In other words, Hamas is rearming and gathering forces in the interim. Peace isn’t a desirable end, but only a means to continue violence.

According to the Hamas Charter, also known as the Covenant of the Islamic Resistance Movement, “There is no solution for the Palestinian question except through jihad. Initiatives, proposals and international conferences are all a waste of time and vain endeavors.” Hamas clearly states for anyone willing to listen that a truce is an opportunity to rearm and that the only way to solve the Arab-Israeli conflict is through holy war.

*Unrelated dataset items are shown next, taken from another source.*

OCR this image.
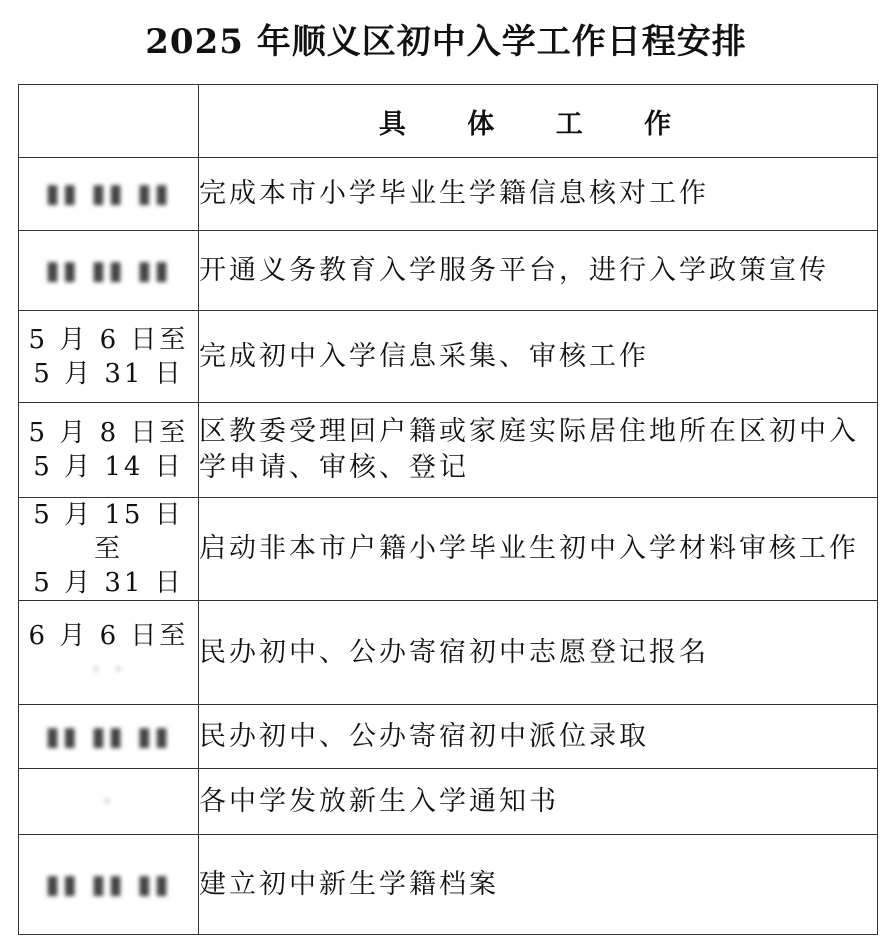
2025 年顺义区初中入学工作日程安排
	具 体 工 作
▮▮ ▮▮ ▮▮	完成本市小学毕业生学籍信息核对工作
▮▮ ▮▮ ▮▮	开通义务教育入学服务平台，进行入学政策宣传

5 月 6 日至
5 月 31 日	完成初中入学信息采集、审核工作

5 月 8 日至
5 月 14 日	区教委受理回户籍或家庭实际居住地所在区初中入学申请、审核、登记

5 月 15 日至
5 月 31 日	启动非本市户籍小学毕业生初中入学材料审核工作

6 月 6 日至
· ·	民办初中、公办寄宿初中志愿登记报名
▮▮ ▮▮ ▮▮	民办初中、公办寄宿初中派位录取
·	各中学发放新生入学通知书
▮▮ ▮▮ ▮▮	建立初中新生学籍档案
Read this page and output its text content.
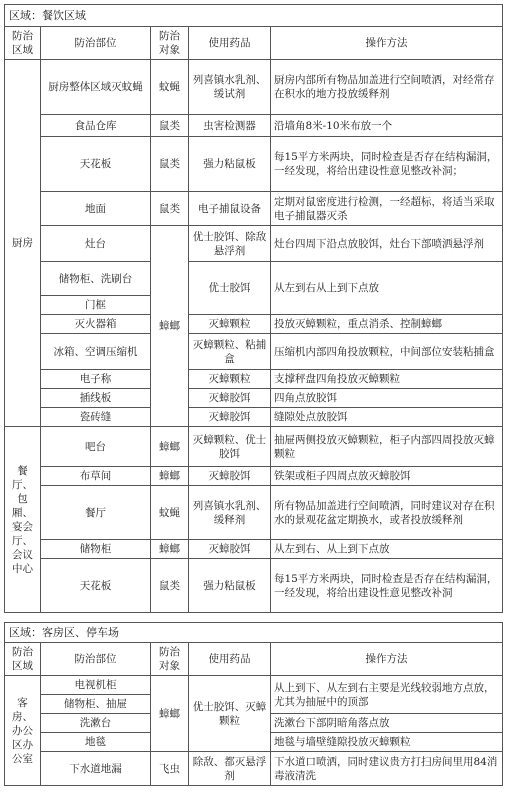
区域：餐饮区域				
防治区域	防治部位	防治对象	使用药品	操作方法
厨房	厨房整体区域灭蚊蝇	蚊蝇	列喜镇水乳剂、缓试剂	厨房内部所有物品加盖进行空间喷洒，对经常存在积水的地方投放缓释剂
	食品仓库	鼠类	虫害检测器	沿墙角8米-10米布放一个
	天花板	鼠类	强力粘鼠板	每15平方米两块，同时检查是否存在结构漏洞，一经发现，将给出建设性意见整改补洞；
	地面	鼠类	电子捕鼠设备	定期对鼠密度进行检测，一经超标，将适当采取电子捕鼠器灭杀
	灶台	蟑螂	优士胶饵、除敌悬浮剂	灶台四周下沿点放胶饵，灶台下部喷洒悬浮剂
	储物柜、洗刷台		优士胶饵	从左到右从上到下点放
	门框			
	灭火器箱		灭蟑颗粒	投放灭蟑颗粒，重点消杀、控制蟑螂
	冰箱、空调压缩机		灭蟑颗粒、粘捕盒	压缩机内部四角投放颗粒，中间部位安装粘捕盒
	电子称		灭蟑颗粒	支撑秤盘四角投放灭蟑颗粒
	插线板		灭蟑胶饵	四角点放胶饵
	瓷砖缝		灭蟑胶饵	缝隙处点放胶饵
餐厅、包厢、宴会厅、会议中心	吧台	蟑螂	灭蟑颗粒、优士胶饵	抽屉两侧投放灭蟑颗粒，柜子内部四周投放灭蟑颗粒
	布草间	蟑螂	灭蟑胶饵	铁架或柜子四周点放灭蟑胶饵
	餐厅	蚊蝇	列喜镇水乳剂、缓释剂	所有物品加盖进行空间喷洒，同时建议对存在积水的景观花盆定期换水，或者投放缓释剂
	储物柜	蟑螂	灭蟑胶饵	从左到右、从上到下点放
	天花板	鼠类	强力粘鼠板	每15平方米两块，同时检查是否存在结构漏洞，一经发现，将给出建设性意见整改补洞
区域：客房区、停车场				
防治区域	防治部位	防治对象	使用药品	操作方法
客房、办公区办公室	电视机柜	蟑螂	优士胶饵、灭蟑颗粒	从上到下、从左到右主要是光线较弱地方点放，尤其为抽屉中的顶部
	储物柜、抽屉			
	洗漱台			洗漱台下部阴暗角落点放
	地毯			地毯与墙壁缝隙投放灭蟑颗粒
	下水道地漏	飞虫	除敌、都灭悬浮剂	下水道口喷洒，同时建议贵方打扫房间里用84消毒液清洗
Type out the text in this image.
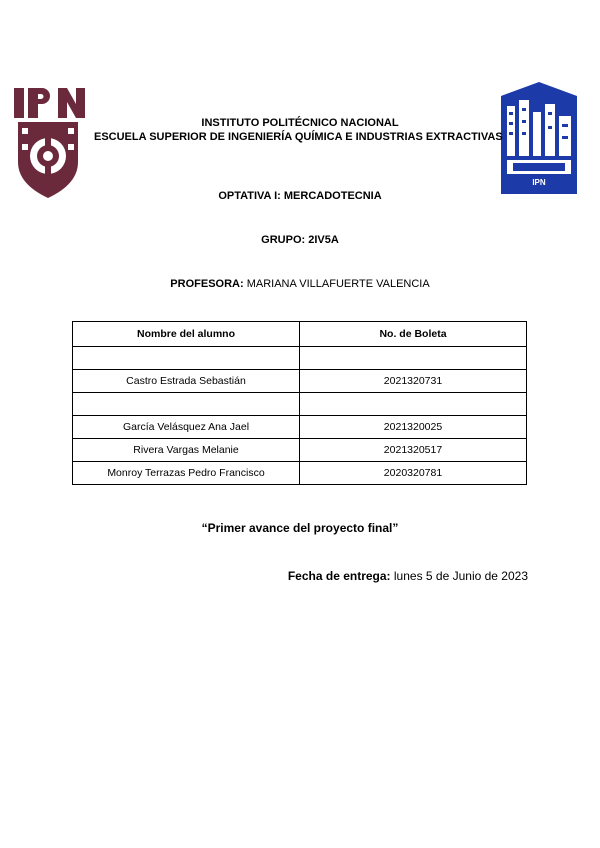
IPN
INSTITUTO POLITÉCNICO NACIONAL
ESCUELA SUPERIOR DE INGENIERÍA QUÍMICA E INDUSTRIAS EXTRACTIVAS
OPTATIVA I: MERCADOTECNIA
GRUPO: 2IV5A
PROFESORA: MARIANA VILLAFUERTE VALENCIA
Nombre del alumno	No. de Boleta

Castro Estrada Sebastián	2021320731

García Velásquez Ana Jael	2021320025
Rivera Vargas Melanie	2021320517
Monroy Terrazas Pedro Francisco	2020320781
“Primer avance del proyecto final”
Fecha de entrega: lunes 5 de Junio de 2023
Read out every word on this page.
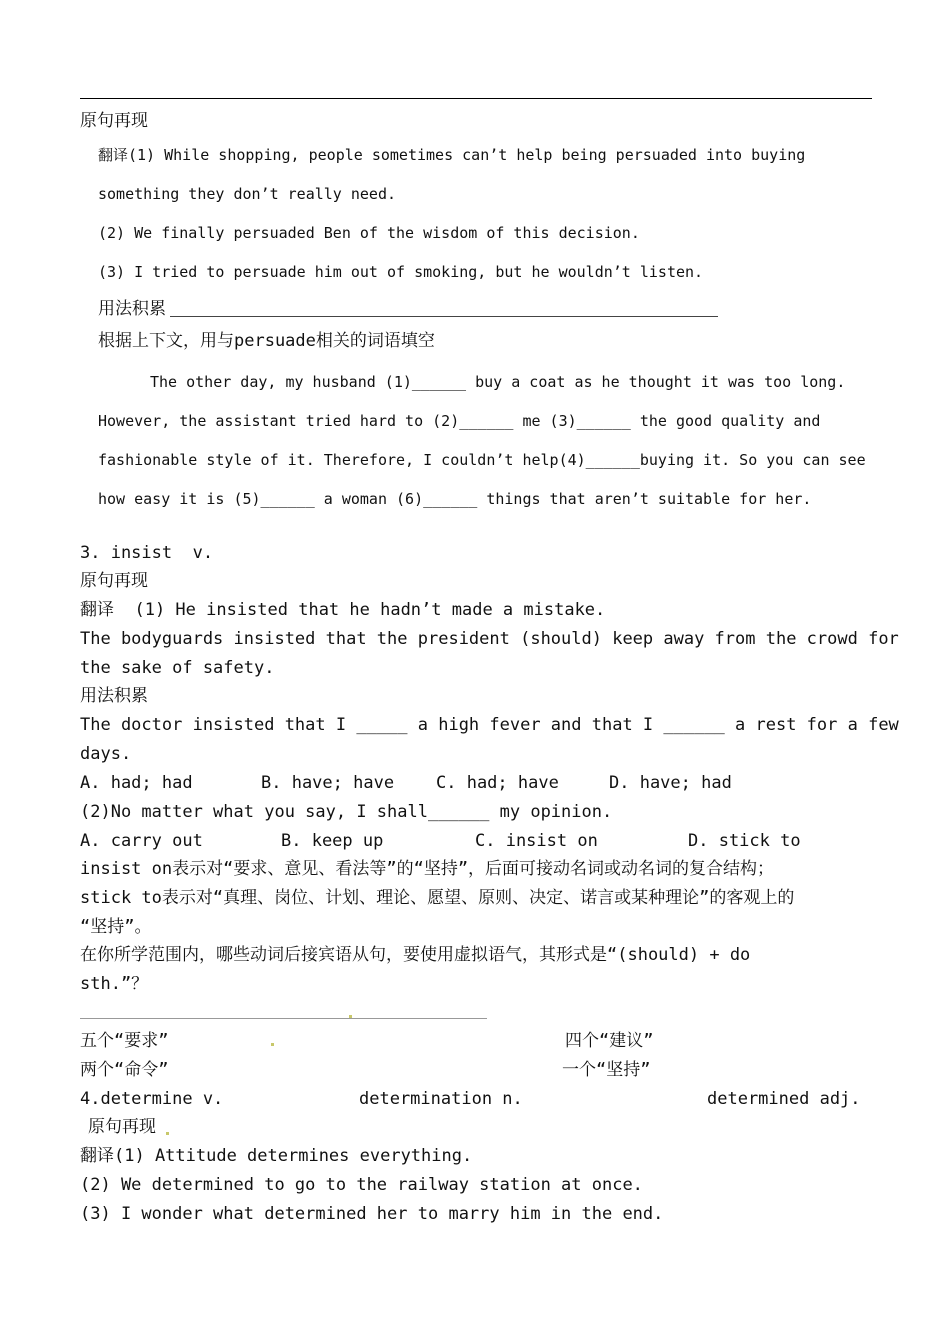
原句再现
翻译(1) While shopping, people sometimes can’t help being persuaded into buying
something they don’t really need.
(2) We finally persuaded Ben of the wisdom of this decision.
(3) I tried to persuade him out of smoking, but he wouldn’t listen.
用法积累
根据上下文，用与persuade相关的词语填空
The other day, my husband (1)______ buy a coat as he thought it was too long.
However, the assistant tried hard to (2)______ me (3)______ the good quality and
fashionable style of it. Therefore, I couldn’t help(4)______buying it. So you can see
how easy it is (5)______ a woman (6)______ things that aren’t suitable for her.
3. insist  v.
原句再现
翻译  (1) He insisted that he hadn’t made a mistake.
The bodyguards insisted that the president (should) keep away from the crowd for
the sake of safety.
用法积累
The doctor insisted that I _____ a high fever and that I ______ a rest for a few
days.
A. had; had	B. have; have C. had; have	D. have; had
(2)No matter what you say, I shall______ my opinion.
A. carry out	B. keep up	C. insist on	D. stick to
insist on表示对“要求、意见、看法等”的“坚持”，后面可接动名词或动名词的复合结构；
stick to表示对“真理、岗位、计划、理论、愿望、原则、决定、诺言或某种理论”的客观上的
“坚持”。
在你所学范围内，哪些动词后接宾语从句，要使用虚拟语气，其形式是“(should) + do
sth.”？
五个“要求”	四个“建议”
两个“命令”	一个“坚持”
4.determine v.	determination n.	determined adj.
原句再现
翻译(1) Attitude determines everything.
(2) We determined to go to the railway station at once.
(3) I wonder what determined her to marry him in the end.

As for the accusation that Israel doesn’t recognize a Palestinian state, that is completely true. However, neither does the United Nations. According to the United Nations, a Palestinian state does not exist. Ariel Sharon has said Israel is willing to grant the Palestinians a state if they are willing to live peacefully next to Israel. Sharon’s most direct successor, Ehud Olmert, is favored to win the upcoming Israeli elections. That is the true sticking point of negotiating with Hamas or even Fatah. Until the children in the West Bank and the Gaza Strip are educated for nonviolence instead of martyrdom, there cannot be peace.

Before the second intifada began in September 2000, the Palestinian Authority (PA) had control of the major cities in the West Bank and Gaza. In April 2002, a suicide bomber walked into the Park Hotel in Netanya during a holiday festival attended by many elderly Holocaust survivors. He detonated himself, killing 30 people and injuring over 100. Israel was forced to retake control of cities in order to destroy terrorist infrastructure and to prevent more tragic incidents like the Park Hotel bombing. I imagine that if suicide bombers began coming into Minnesota from Canada, the United States would respond militarily.

Alam also attempts to explain the Arab-Israeli conflict through misleading statistics. He comments that the fatality ratio in October 2000 was 10 Palestinian deaths for every Israeli killed. The notion that fatality numbers directly correlate to the morality of a conflict is simply outrageous. In World War II, Nazi Germany lost over three million soldiers, while the United States lost less than 300,000. The Allies also had considerably more military hardware than the Axis powers. By reading these facts, we learn absolutely nothing about either side in that war, but it sure seems like the United States and the Allies acted viciously and reprehensibly. Obviously, war deaths and weapon counts tell us nothing of which side is “right” or has a moral high ground.

There is a genuine difference between Israel and Hamas in terms of policy on civilian deaths. Israel, like most Western-style democracies, brings anyone who intentionally kills a civilian to a court of law. Mean-while, suicide bombers are glorified in Gaza and the West Bank. Palestinian children trade cards of their favorite martyrs. In December 2005, PA President Mahmoud Abbas approved a law that will provide monetary rewards to the families of suicide bombers who kill Israeli civilians. As documented by the Center for Monitoring the Impact of Peace, Palestinian children’s textbooks glorify martyrdom and jihad. Violence and hate are taught in the Palestinian schools from a young age.

This sort of propaganda is not surprising in a place where people celebrated and handed out candy to children on September 11, 2001. It is apparent that Hamas and the PA are more than deserving of a little editorial criticism.

– Joe Tarkoff is a senior electrical and computer engineering major.